Ask yourself: Does your nearby park provide any of these things? I thought not. In other cities, they do.

The deficient cultivation is an indictment of the creativity of city political and staff management. Our Parks Board can cite budgetary restrictions – purse strings are held by council – but the activation of these spaces at a crucial time for our mental and physical well-being is hardly big-ticket. The conscientious among them will rue the day.

In our many post-mortems on the pandemic, the failure to reimagine our community will stand as one of our errors. We somehow spent more attention on the imperatives of long-term climate change than those of short-term community change.

While we vow to build back better, under our noses are simple steps to make what we have much more powerful and rewarding.

Just as we are failing to seize the moment to make our quieter streets pedestrian malls, we are missing the chance to turn our parks into the hubs of a revitalized outdoor experience – centrepieces, not adjunct spaces.

In ideal circumstances, they would advance our appreciation of the environment and of the purpose of our cities. They could also serve importantly in neighbourhoods under greater stress in a time of growing economic imbalance, in that they can advance equity goals and attract commerce and even jobs, ideally for youth most affected by the pandemic.

Parks would need some design to make this happen. This would be a good time to call on the architects, pro bono, to provide pizzazz. It would be a good time, too, to apply and enlarge the funds the city and province are providing the hard-hit arts to spur performances and pop-up lessons and sessions in music and theatre.

Parks need to be thought of, and spent on, as our outdoor community centres.

But to do that, it takes resolve and resources to make them our go-to places, not merely places to go. It is an abdication of responsibility to passively forgo their best functions, rather like building a school and not offering a curriculum.

A parks policy with targeted programming and scheduled activities would jolt this connection with culture, nature and each other. And yes, if the city won’t do it, if it won’t see the wisdom in our money spent this way, then let the private sector dig into its pockets to do so – just don’t let public-private partnership commercially subsume the philanthropy. It makes sense for our health providers and business improvement associations to participate; their investments would yield social and economic well-being dividends ultimately aligned with their raison d’être.

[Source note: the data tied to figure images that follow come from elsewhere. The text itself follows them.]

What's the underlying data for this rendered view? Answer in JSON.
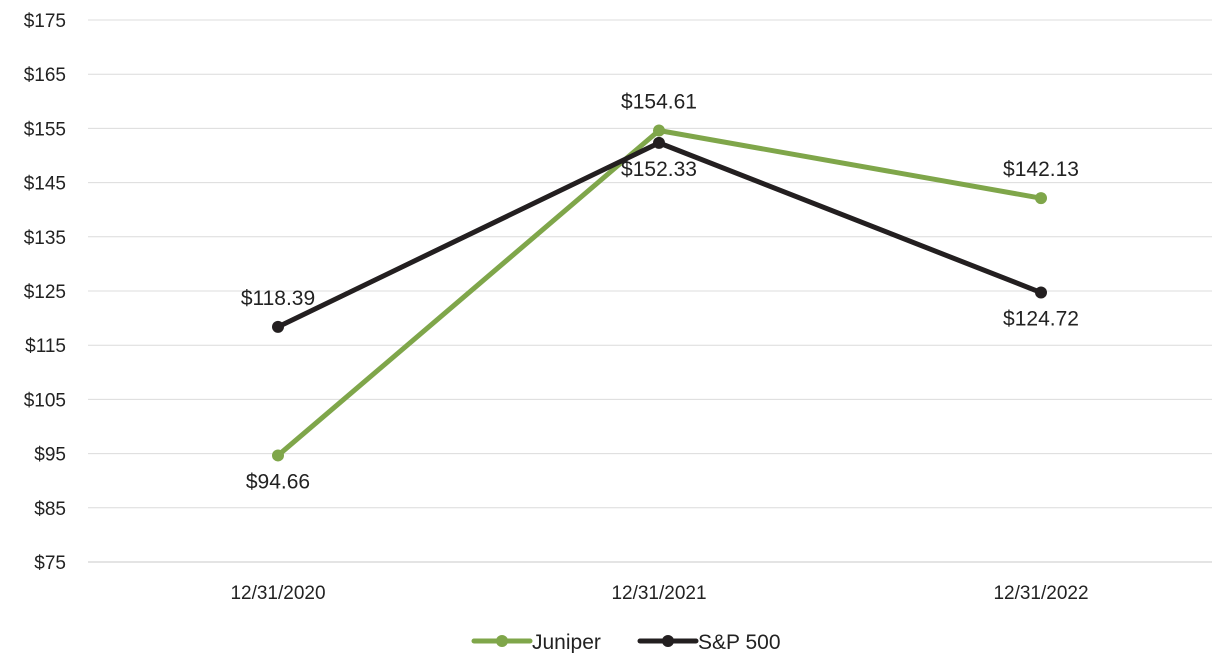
{
  "chart_data": {
    "type": "line",
    "categories": [
      "12/31/2020",
      "12/31/2021",
      "12/31/2022"
    ],
    "y_ticks": [
      "$75",
      "$85",
      "$95",
      "$105",
      "$115",
      "$125",
      "$135",
      "$145",
      "$155",
      "$165",
      "$175"
    ],
    "ylim": [
      75,
      175
    ],
    "grid": true,
    "legend_position": "bottom-center",
    "title": "",
    "xlabel": "",
    "ylabel": "",
    "series": [
      {
        "name": "Juniper",
        "color": "#7fa64a",
        "values": [
          94.66,
          154.61,
          142.13
        ],
        "labels": [
          "$94.66",
          "$154.61",
          "$142.13"
        ]
      },
      {
        "name": "S&P 500",
        "color": "#231f20",
        "values": [
          118.39,
          152.33,
          124.72
        ],
        "labels": [
          "$118.39",
          "$152.33",
          "$124.72"
        ]
      }
    ]
  }
}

Properly underwritten, parks become prizes and priorities of each district and a lever to increase community participation. Optimally they offer an extra path to more intelligent local planning with buy-in from the grassroots that reflects a residential vision of where it lives, where the development ideas don’t all come from a builder or city staff or a politician.

The vexing questions concern incumbent political occupants. Can they direct their attentions in short order to these opportunities?

If they can’t at this juncture, it is worth asking if there is any point to the only elected Parks Board in Canada. •

Kirk LaPointe is publisher and editor-in-chief of BIV and vice-president, editorial, of Glacier Media.